While conservative care, including chiropractic care and massage therapy, is recommended for the effective management and resolution of common headaches, it is important to seek immediate attention if your headache is sudden and severe, follows a head injury, is accompanied by fever, weakness, numbness or difficulty speaking.

TMJ Disorder: TMJ disorder is a term for acute or chronic inflammation of the temporomandibular joint. Found just in front of your ear, it’s the joint that connects your mandible to your skull. Some of the more common causes and contributing factors to deveoping TMJ disorder include bruxism (teeth grinding), trauma, excessive nail biting, degenerative joint or autoimmune diseases and dental procedures.

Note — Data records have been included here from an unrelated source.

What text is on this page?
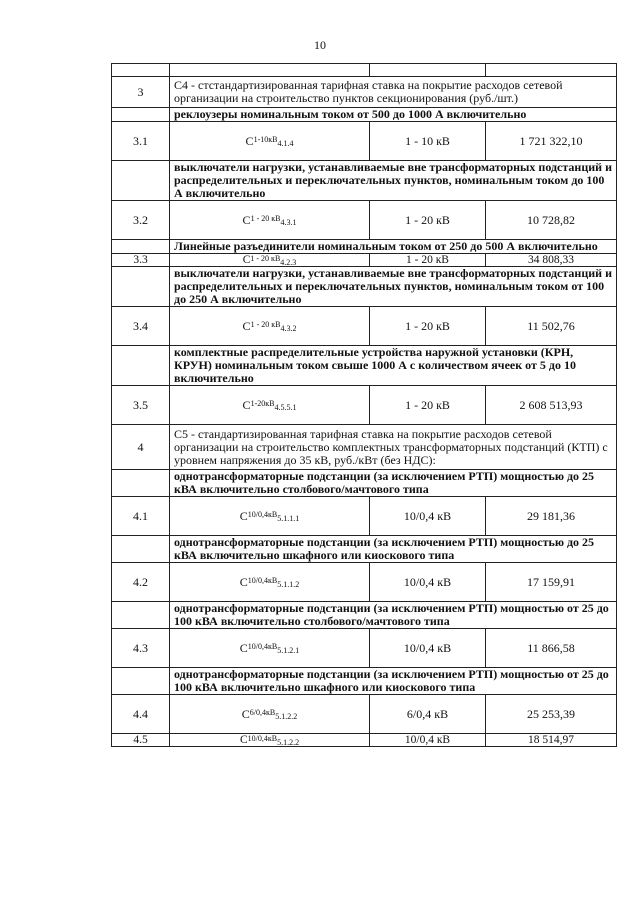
10

3	С4 - стстандартизированная тарифная ставка на покрытие расходов сетевой организации на строительство пунктов секционирования (руб./шт.)		
	реклоузеры номинальным током от 500 до 1000 А включительно		
3.1	$С^{1-10кВ}_{4.1.4}$	1 - 10 кВ	1 721 322,10
	выключатели нагрузки, устанавливаемые вне трансформаторных подстанций и распределительных и переключательных пунктов, номинальным током до 100 А включительно		
3.2	$С^{1 - 20 кВ}_{4.3.1}$	1 - 20 кВ	10 728,82
	Линейные разъединители номинальным током от 250 до 500 А включительно		
3.3	$С^{1 - 20 кВ}_{4.2.3}$	1 - 20 кВ	34 808,33
	выключатели нагрузки, устанавливаемые вне трансформаторных подстанций и распределительных и переключательных пунктов, номинальным током от 100 до 250 А включительно		
3.4	$С^{1 - 20 кВ}_{4.3.2}$	1 - 20 кВ	11 502,76
	комплектные распределительные устройства наружной установки (КРН, КРУН) номинальным током свыше 1000 А с количеством ячеек от 5 до 10 включительно		
3.5	$С^{1-20кВ}_{4.5.5.1}$	1 - 20 кВ	2 608 513,93
4	С5 - стандартизированная тарифная ставка на покрытие расходов сетевой организации на строительство комплектных трансформаторных подстанций (КТП) с уровнем напряжения до 35 кВ, руб./кВт (без НДС):		
	однотрансформаторные подстанции (за исключением РТП) мощностью до 25 кВА включительно столбового/мачтового типа		
4.1	$С^{10/0,4кВ}_{5.1.1.1}$	10/0,4 кВ	29 181,36
	однотрансформаторные подстанции (за исключением РТП) мощностью до 25 кВА включительно шкафного или киоскового типа		
4.2	$С^{10/0,4кВ}_{5.1.1.2}$	10/0,4 кВ	17 159,91
	однотрансформаторные подстанции (за исключением РТП) мощностью от 25 до 100 кВА включительно столбового/мачтового типа		
4.3	$С^{10/0,4кВ}_{5.1.2.1}$	10/0,4 кВ	11 866,58
	однотрансформаторные подстанции (за исключением РТП) мощностью от 25 до 100 кВА включительно шкафного или киоскового типа		
4.4	$С^{6/0,4кВ}_{5.1.2.2}$	6/0,4 кВ	25 253,39
4.5	$С^{10/0,4кВ}_{5.1.2.2}$	10/0,4 кВ	18 514,97
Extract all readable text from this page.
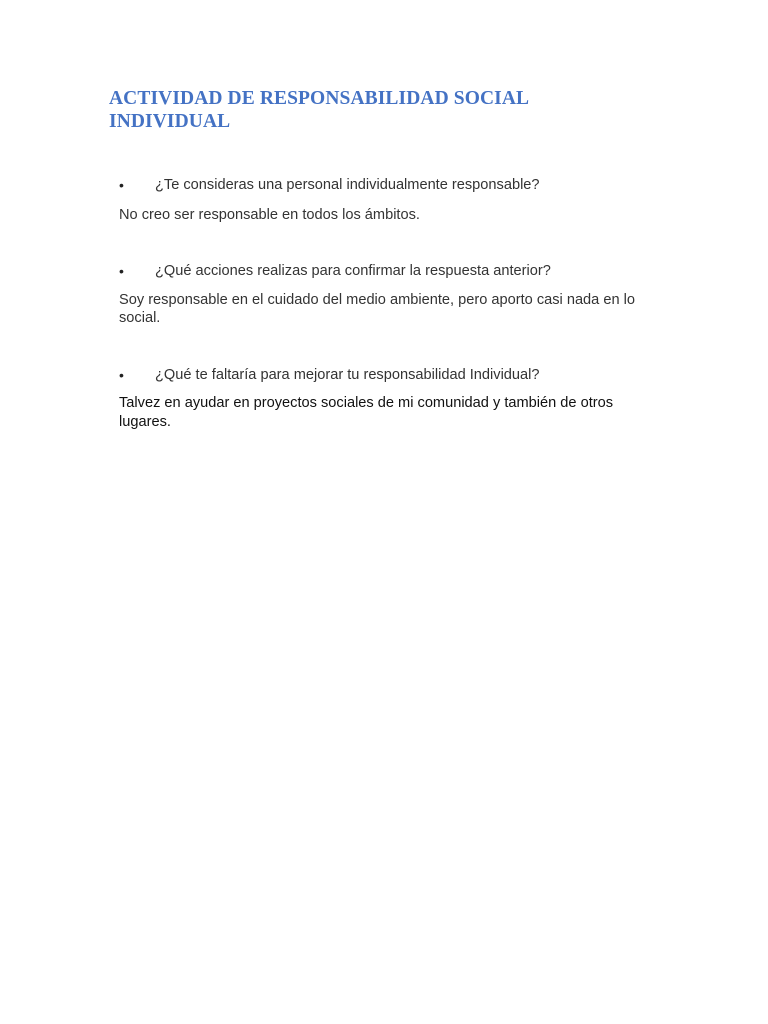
ACTIVIDAD DE RESPONSABILIDAD SOCIAL INDIVIDUAL
•	¿Te consideras una personal individualmente responsable?

No creo ser responsable en todos los ámbitos.

•	¿Qué acciones realizas para confirmar la respuesta anterior?

Soy responsable en el cuidado del medio ambiente, pero aporto casi nada en lo social.

•	¿Qué te faltaría para mejorar tu responsabilidad Individual?

Talvez en ayudar en proyectos sociales de mi comunidad y también de otros lugares.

The pain of TMJ disorder is often described as a dull, aching pain comes and goes in the jaw joint and nearby areas. However, some people report no pain but still have problems using their jaws. Symptoms can include pain or stiffness in the jaw, neck and/or shoulder muscles, chronic headaches, limited movement or locking of the jaw, ear pain or pressure, painful clicking, popping or grating in the jaw joint when opening or closing the mouth, and/or a bite that feels “off”. Less common symptoms include ringing in the ears (tinnitus), dizziness, and vision problems.

Conservative treatment of TMJ disorder may include therapeutic ultrasound, intraoral myofascial therapy, therapeutic exercises, and/or instrument-assisted or manual adjusting, as indicated. A referral to your dentist or medical doctor may occur if a night splint or labwork is indicated.